New Zealand’s dollar is poised to weaken as a worsening drought spurs the nation’s central bank to take a more dovish stance at tomorrow’s policy meeting, according to Royal Bank of Canada.
Reserve Bank of New Zealand Governor Graeme Wheeler will probably highlight that the overvalued kiwi dollar is preventing a rebalancing in the economy away from the domestic sector to the external sector, said Sue Trinh, RBC’s Hong Kong-based senior currency strategist.
“When a central bank is faced with a much higher exchange rate than it would like, its first point of defense is to jawbone, and the second is actually doing something about it,” Trinh said today. “There is already evidence they are doing smoothing at the margins.”
New Zealand’s dollar has climbed 2.5 percent in 2013 against a basket of 10 developed market currencies measured by Bloomberg Correlation-Weighted Indexes. That’s the third-biggest advance after the Swedish Krona and U.S. dollar. The kiwi traded at 82.52 U.S. cents as of 9:20 a.m. in London, down 0.2 percent from the previous close.
The dry weather is threatening production of milk and other agricultural commodities, and may reduce economic growth, Finance Minister Bill English told parliament this week.
RBC’s view contrasts with firms including Citibank Inc. and UBS AG predicting the RBNZ will use the meeting to signal a tightening in monetary policy. None of the 16 economists surveyed by Bloomberg News predicted the central bank will change its rate from the record low 2.5 percent tomorrow.
Wheeler speaking about the drought “does appear likely, but you have to balance that against developments like a more encouraging international backdrop and rising house prices,” Todd Elmer, the Singapore-based head of Group of 10 foreign- exchange strategy at Citigroup, said by telephone today. “Overall I expect a hawkish tone.”
Home prices in New Zealand rose in February at the fastest pace since March 2008, giving the central bank further reason to eventually raise interest rates, according to Geoffrey Yu, a senior currency strategist at UBS in London.
Westpac Banking Corp. (WBC)’s Auckland-based strategist Imre Speizer said in a report today that Wheeler’s Monetary Policy Statement will likely repeat its “on hold” outlook for interest rates and that “housing could dominate the inevitable negative commentary on the high NZD and the drought.”
At the previous policy meeting on Feb. 20, Wheeler said the central bank was prepared to intervene to “smooth the peaks” in the “overvalued” kiwi.

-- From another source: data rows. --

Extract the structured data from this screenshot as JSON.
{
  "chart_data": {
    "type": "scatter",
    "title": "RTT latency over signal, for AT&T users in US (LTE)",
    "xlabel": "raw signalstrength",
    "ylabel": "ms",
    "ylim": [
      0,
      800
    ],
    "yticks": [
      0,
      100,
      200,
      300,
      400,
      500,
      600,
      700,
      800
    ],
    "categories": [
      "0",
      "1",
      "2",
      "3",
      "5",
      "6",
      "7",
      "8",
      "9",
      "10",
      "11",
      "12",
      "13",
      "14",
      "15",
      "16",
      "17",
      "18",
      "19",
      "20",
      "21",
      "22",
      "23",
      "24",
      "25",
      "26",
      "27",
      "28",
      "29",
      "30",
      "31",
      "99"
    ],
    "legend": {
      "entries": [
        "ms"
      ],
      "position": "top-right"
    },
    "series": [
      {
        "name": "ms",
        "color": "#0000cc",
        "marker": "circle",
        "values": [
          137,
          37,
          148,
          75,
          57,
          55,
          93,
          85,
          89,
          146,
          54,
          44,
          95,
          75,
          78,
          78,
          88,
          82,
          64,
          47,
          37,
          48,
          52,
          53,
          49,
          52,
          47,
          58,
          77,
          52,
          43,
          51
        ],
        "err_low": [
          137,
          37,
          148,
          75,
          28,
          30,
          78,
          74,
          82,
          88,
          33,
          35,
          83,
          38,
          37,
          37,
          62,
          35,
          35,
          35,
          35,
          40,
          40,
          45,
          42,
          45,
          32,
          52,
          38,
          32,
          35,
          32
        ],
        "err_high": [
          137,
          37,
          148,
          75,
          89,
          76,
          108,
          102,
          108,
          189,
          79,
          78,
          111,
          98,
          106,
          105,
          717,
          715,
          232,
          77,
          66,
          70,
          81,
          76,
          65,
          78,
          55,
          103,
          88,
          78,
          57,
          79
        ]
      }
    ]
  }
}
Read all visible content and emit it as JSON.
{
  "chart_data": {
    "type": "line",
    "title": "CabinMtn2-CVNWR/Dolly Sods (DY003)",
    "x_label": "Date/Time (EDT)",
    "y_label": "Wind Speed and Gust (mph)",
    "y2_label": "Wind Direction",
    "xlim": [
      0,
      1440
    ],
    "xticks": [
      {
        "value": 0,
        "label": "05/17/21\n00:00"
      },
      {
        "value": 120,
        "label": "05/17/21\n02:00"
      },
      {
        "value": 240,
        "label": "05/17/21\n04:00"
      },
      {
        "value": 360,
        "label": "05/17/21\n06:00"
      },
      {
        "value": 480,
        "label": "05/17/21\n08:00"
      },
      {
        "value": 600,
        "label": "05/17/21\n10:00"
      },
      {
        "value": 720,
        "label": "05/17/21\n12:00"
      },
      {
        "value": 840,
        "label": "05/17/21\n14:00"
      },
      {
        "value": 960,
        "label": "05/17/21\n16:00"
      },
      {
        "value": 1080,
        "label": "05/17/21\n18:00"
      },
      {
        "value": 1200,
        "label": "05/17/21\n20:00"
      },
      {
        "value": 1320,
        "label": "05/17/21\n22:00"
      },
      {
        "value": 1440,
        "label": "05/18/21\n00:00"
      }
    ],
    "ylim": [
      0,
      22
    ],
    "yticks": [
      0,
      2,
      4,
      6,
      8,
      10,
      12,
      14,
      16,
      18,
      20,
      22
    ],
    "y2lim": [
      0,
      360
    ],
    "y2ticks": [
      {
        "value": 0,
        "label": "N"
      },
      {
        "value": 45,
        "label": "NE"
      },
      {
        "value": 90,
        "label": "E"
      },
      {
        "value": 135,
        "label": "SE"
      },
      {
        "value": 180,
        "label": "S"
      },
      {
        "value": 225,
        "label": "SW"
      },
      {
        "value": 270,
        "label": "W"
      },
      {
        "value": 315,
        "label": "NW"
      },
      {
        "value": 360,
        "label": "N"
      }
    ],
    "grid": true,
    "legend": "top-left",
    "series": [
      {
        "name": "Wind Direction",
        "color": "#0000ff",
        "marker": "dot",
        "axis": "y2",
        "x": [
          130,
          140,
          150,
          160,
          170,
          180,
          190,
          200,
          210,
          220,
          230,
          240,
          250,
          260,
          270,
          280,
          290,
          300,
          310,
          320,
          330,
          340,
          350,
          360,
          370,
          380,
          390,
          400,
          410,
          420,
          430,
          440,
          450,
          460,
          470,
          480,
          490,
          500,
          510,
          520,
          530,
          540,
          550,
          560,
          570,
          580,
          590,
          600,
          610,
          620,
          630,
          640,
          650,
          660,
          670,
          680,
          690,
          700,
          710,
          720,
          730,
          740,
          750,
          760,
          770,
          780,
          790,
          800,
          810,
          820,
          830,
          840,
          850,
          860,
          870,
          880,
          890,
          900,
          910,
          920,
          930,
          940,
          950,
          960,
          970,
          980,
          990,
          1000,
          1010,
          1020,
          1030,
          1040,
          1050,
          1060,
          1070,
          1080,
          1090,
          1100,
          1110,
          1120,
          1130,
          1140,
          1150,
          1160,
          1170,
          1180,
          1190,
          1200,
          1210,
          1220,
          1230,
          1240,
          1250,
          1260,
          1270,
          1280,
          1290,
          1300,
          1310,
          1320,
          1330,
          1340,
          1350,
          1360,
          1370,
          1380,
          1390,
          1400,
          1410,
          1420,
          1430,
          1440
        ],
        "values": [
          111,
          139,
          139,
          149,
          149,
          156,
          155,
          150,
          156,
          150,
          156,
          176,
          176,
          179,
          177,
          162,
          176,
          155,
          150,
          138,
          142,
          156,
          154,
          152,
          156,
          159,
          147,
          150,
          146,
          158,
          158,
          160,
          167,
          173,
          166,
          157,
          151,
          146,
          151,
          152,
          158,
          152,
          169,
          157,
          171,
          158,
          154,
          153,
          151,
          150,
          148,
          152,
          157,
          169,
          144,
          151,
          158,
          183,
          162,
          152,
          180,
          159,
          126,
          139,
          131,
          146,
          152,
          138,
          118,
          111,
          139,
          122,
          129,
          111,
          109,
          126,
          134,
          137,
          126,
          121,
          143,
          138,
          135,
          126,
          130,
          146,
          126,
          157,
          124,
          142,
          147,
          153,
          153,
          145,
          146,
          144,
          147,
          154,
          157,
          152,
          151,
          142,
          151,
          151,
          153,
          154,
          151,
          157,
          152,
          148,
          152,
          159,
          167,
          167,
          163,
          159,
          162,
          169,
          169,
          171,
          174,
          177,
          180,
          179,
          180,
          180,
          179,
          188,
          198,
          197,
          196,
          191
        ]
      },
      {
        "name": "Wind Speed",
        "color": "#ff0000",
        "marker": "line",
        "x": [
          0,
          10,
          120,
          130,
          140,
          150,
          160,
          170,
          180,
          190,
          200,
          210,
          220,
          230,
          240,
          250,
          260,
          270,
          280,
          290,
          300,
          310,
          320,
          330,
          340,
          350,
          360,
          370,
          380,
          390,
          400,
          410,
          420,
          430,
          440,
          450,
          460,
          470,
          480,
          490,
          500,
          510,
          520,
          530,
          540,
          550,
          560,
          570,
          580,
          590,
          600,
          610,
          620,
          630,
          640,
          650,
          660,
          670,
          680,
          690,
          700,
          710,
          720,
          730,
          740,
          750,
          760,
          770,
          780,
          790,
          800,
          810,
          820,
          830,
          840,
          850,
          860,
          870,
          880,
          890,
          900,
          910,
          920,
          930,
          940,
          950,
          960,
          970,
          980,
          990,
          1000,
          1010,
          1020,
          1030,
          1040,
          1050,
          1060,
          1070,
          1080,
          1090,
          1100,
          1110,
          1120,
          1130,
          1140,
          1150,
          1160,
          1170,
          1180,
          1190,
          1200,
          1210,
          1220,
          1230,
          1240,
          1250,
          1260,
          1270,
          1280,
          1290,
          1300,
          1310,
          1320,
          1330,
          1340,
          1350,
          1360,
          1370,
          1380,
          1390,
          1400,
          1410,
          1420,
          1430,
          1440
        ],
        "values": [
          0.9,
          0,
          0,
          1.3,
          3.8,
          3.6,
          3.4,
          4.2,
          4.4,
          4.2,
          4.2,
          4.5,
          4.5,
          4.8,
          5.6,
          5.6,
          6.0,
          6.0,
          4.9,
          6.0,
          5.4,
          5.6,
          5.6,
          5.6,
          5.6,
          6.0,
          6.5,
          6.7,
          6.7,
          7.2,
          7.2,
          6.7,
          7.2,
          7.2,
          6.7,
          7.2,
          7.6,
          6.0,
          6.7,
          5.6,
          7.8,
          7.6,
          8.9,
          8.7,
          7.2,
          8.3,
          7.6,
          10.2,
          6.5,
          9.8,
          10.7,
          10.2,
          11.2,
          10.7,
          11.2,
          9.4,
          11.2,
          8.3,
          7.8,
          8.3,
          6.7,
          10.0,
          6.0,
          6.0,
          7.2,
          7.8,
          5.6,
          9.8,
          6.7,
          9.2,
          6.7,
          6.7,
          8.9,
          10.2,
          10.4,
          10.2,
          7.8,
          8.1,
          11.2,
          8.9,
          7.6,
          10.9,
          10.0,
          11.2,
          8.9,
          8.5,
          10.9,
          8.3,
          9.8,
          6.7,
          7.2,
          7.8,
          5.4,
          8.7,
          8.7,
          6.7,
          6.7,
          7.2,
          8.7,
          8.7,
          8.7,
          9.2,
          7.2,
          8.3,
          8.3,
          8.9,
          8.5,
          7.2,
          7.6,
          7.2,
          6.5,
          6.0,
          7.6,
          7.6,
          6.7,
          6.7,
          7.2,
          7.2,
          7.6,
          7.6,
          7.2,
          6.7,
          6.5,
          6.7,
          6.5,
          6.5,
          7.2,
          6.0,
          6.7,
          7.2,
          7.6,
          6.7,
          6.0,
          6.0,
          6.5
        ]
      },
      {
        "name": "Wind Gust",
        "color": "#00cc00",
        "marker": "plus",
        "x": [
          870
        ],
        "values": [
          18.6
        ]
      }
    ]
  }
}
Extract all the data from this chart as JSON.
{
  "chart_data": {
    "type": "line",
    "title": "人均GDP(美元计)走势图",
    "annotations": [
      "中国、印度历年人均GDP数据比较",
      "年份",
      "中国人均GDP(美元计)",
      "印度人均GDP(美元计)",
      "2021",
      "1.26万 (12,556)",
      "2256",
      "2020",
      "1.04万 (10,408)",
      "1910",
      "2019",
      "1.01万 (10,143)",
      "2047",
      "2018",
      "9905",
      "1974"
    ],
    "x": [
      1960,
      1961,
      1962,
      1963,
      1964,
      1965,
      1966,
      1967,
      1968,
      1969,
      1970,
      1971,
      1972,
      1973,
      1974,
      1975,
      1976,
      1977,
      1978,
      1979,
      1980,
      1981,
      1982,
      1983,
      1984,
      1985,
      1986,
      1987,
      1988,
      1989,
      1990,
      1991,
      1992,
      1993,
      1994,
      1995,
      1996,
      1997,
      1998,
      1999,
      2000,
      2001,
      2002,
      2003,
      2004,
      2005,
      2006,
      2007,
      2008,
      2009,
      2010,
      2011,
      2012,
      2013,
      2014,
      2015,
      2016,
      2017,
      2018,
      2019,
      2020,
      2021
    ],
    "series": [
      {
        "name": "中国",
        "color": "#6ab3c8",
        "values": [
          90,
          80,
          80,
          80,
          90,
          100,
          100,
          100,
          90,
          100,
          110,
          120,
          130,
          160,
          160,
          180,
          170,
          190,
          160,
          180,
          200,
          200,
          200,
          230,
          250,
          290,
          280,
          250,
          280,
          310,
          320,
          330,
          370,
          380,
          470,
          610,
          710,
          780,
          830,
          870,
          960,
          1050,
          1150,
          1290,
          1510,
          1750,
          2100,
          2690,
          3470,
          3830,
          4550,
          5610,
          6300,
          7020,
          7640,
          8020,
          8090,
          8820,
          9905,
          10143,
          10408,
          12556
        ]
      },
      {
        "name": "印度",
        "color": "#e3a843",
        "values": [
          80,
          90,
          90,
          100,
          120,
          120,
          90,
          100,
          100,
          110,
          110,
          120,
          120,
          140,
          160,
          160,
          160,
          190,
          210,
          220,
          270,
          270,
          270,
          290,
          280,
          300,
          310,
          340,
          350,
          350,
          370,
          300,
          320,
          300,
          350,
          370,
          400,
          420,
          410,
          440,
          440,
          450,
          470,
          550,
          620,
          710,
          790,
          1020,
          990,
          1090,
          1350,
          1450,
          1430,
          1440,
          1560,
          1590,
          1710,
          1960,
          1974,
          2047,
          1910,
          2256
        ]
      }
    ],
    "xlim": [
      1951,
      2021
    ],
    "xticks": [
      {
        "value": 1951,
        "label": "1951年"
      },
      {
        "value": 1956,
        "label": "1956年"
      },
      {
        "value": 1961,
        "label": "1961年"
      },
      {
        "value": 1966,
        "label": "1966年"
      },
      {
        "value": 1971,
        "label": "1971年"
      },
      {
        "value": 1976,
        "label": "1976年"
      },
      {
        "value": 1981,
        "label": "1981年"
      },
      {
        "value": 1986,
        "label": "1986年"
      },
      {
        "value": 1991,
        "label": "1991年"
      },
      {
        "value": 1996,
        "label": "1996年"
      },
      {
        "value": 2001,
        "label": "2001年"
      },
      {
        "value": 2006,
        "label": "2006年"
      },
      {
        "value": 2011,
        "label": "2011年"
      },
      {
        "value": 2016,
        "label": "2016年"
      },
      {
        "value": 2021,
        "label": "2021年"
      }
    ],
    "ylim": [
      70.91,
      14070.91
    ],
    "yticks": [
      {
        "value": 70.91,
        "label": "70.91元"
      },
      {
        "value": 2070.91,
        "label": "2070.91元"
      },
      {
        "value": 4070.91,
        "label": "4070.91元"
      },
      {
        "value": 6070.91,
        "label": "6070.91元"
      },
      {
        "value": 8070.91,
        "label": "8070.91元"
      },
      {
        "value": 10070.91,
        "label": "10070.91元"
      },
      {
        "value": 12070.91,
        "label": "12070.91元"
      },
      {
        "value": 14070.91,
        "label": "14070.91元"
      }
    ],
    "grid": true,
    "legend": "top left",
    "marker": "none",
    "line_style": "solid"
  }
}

Interest-rate swaps data compiled by Bloomberg show traders see a 26 percent chance that the central bank will increase its rate by at least a quarter percentage point by its October meeting.
“The key thing is the interest-rate market is pricing in rate hikes too soon,” said RBC’s Trinh, who predicts the RBNZ will hold on rates for the rest of 2013. “Given current pricing, the risk is we see rate expectations get cut back sharply in one fell swoop.”